A.E. (sometimes shown unpunctuated as AE) is a fixed shooter for the Apple II and Atari 8-bit computers and published by Broderbund in 1982. It was written by Jun Wada and Makoto Horai of Japan-based Programmers-3, a precursor to Compile. Versions followed for the VIC-20 (1983) and MSX (1984). Unlike most earlier shooters which have a solid color or starfield as a background, the action in A.E. takes place in front of science fiction scenes. Attacking creatures emerge from points in the image, often appearing to come from behind objects. Combined with a slight scaling as they advance, there is the impression of depth.

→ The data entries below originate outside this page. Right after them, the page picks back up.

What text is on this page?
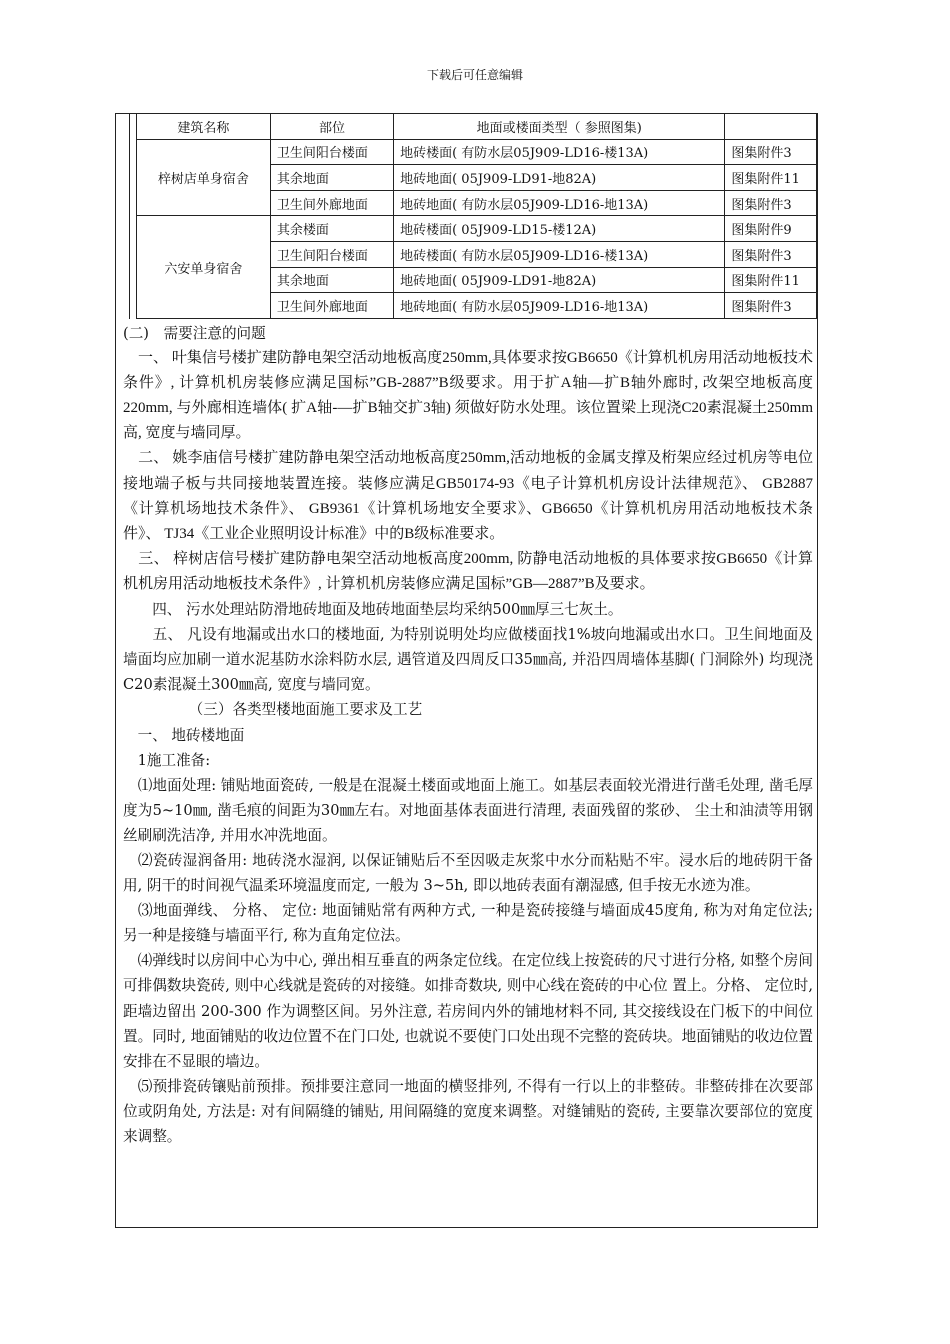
下载后可任意编辑
建筑名称	部位	地面或楼面类型（ 参照图集)	
梓树店单身宿舍	卫生间阳台楼面	地砖楼面( 有防水层05J909-LD16-楼13A)	图集附件3
	其余地面	地砖地面( 05J909-LD91-地82A)	图集附件11
	卫生间外廊地面	地砖地面( 有防水层05J909-LD16-地13A)	图集附件3
六安单身宿舍	其余楼面	地砖楼面( 05J909-LD15-楼12A)	图集附件9
	卫生间阳台楼面	地砖楼面( 有防水层05J909-LD16-楼13A)	图集附件3
	其余地面	地砖地面( 05J909-LD91-地82A)	图集附件11
	卫生间外廊地面	地砖地面( 有防水层05J909-LD16-地13A)	图集附件3

(二)　需要注意的问题

　一、 叶集信号楼扩建防静电架空活动地板高度250mm,具体要求按GB6650《计算机机房用活动地板技术条件》, 计算机机房装修应满足国标”GB-2887”B级要求。用于扩A轴—扩B轴外廊时, 改架空地板高度220mm, 与外廊相连墙体( 扩A轴-—扩B轴交扩3轴) 须做好防水处理。该位置梁上现浇C20素混凝土250mm高, 宽度与墙同厚。

　二、 姚李庙信号楼扩建防静电架空活动地板高度250mm,活动地板的金属支撑及桁架应经过机房等电位接地端子板与共同接地装置连接。装修应满足GB50174-93《电子计算机机房设计法律规范》、 GB2887《计算机场地技术条件》、 GB9361《计算机场地安全要求》、GB6650《计算机机房用活动地板技术条件》、 TJ34《工业企业照明设计标准》中的B级标准要求。

　三、 梓树店信号楼扩建防静电架空活动地板高度200mm, 防静电活动地板的具体要求按GB6650《计算机机房用活动地板技术条件》, 计算机机房装修应满足国标”GB—2887”B及要求。

　　四、 污水处理站防滑地砖地面及地砖地面垫层均采纳500㎜厚三七灰土。

　　五、 凡设有地漏或出水口的楼地面, 为特别说明处均应做楼面找1%坡向地漏或出水口。卫生间地面及墙面均应加刷一道水泥基防水涂料防水层, 遇管道及四周反口35㎜高, 并沿四周墙体基脚( 门洞除外) 均现浇C20素混凝土300㎜高, 宽度与墙同宽。

　　　　　（三）各类型楼地面施工要求及工艺

　一、 地砖楼地面

　1施工准备:

　⑴地面处理: 铺贴地面瓷砖, 一般是在混凝土楼面或地面上施工。如基层表面较光滑进行凿毛处理, 凿毛厚度为5~10㎜, 凿毛痕的间距为30㎜左右。对地面基体表面进行清理, 表面残留的浆砂、 尘土和油渍等用钢丝刷刷洗洁净, 并用水冲洗地面。

　⑵瓷砖湿润备用: 地砖浇水湿润, 以保证铺贴后不至因吸走灰浆中水分而粘贴不牢。浸水后的地砖阴干备用, 阴干的时间视气温柔环境温度而定, 一般为 3~5h, 即以地砖表面有潮湿感, 但手按无水迹为准。

　⑶地面弹线、 分格、 定位: 地面铺贴常有两种方式, 一种是瓷砖接缝与墙面成45度角, 称为对角定位法; 另一种是接缝与墙面平行, 称为直角定位法。

　⑷弹线时以房间中心为中心, 弹出相互垂直的两条定位线。在定位线上按瓷砖的尺寸进行分格, 如整个房间可排偶数块瓷砖, 则中心线就是瓷砖的对接缝。如排奇数块, 则中心线在瓷砖的中心位 置上。分格、 定位时, 距墙边留出 200-300 作为调整区间。另外注意, 若房间内外的铺地材料不同, 其交接线设在门板下的中间位置。同时, 地面铺贴的收边位置不在门口处, 也就说不要使门口处出现不完整的瓷砖块。地面铺贴的收边位置安排在不显眼的墙边。

　⑸预排瓷砖镶贴前预排。预排要注意同一地面的横竖排列, 不得有一行以上的非整砖。非整砖排在次要部位或阴角处, 方法是: 对有间隔缝的铺贴, 用间隔缝的宽度来调整。对缝铺贴的瓷砖, 主要靠次要部位的宽度来调整。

According to the back of the box, "A.E. is the Japanese word for 'ray' as in Manta Ray or Sting Ray", robotic versions of which are enemies in the game.

==Gameplay==
The player's "missile battery" can be moved left and right along the bottom of the screen. The fire button launches a missile upward which detonates when the button is released.

Chains of creatures swoop in, flying in curves in front of and behind elements of the scene in a 2.5D effect The movement is much like Galaga, but enemies never settle into a formation; they're always moving. The creatures shoot projectiles downward at the player. A missile battery is destroyed if hit by an enemy or an enemy projectile.

==Development==
Broderbund partnered with Japanese developer Programmers-3 for several games, and A.E. was the first of these. According to Broderbund co-founder Doug Carlston, the Atari 8-bit version of A.E. was the first Atari computer game written in Japan. Programmers-3 became Compile in 1982.

==Reception==
Arnie Katz wrote for Arcade Express: "The swirling flightpaths of the attackers as they zoom hither and yon around the eight playscreens is the principal feature that distinguishes 'A.E.' from the usual run of invasion games." He pointed out that the images the game is played over have little bearing on gameplay. Citing a satisfying difficulty balance, Katz concluded with a score of 8/10.

InfoWorld's Essential Guide to Atari Computers cited it as "another winner" for Broderbund. Computer Games magazine gave the Atari and Apple versions an "A" in its "1985 Software Buyers Guide." Writing for Videogaming and Computer Gaming Illustrated, Susan Levitan concluded: "A.E. is a highly recommended, very challenging and rewarding game. The 3-D graphics are stunning and the serpentine movement of the A.E. is mesmerizing."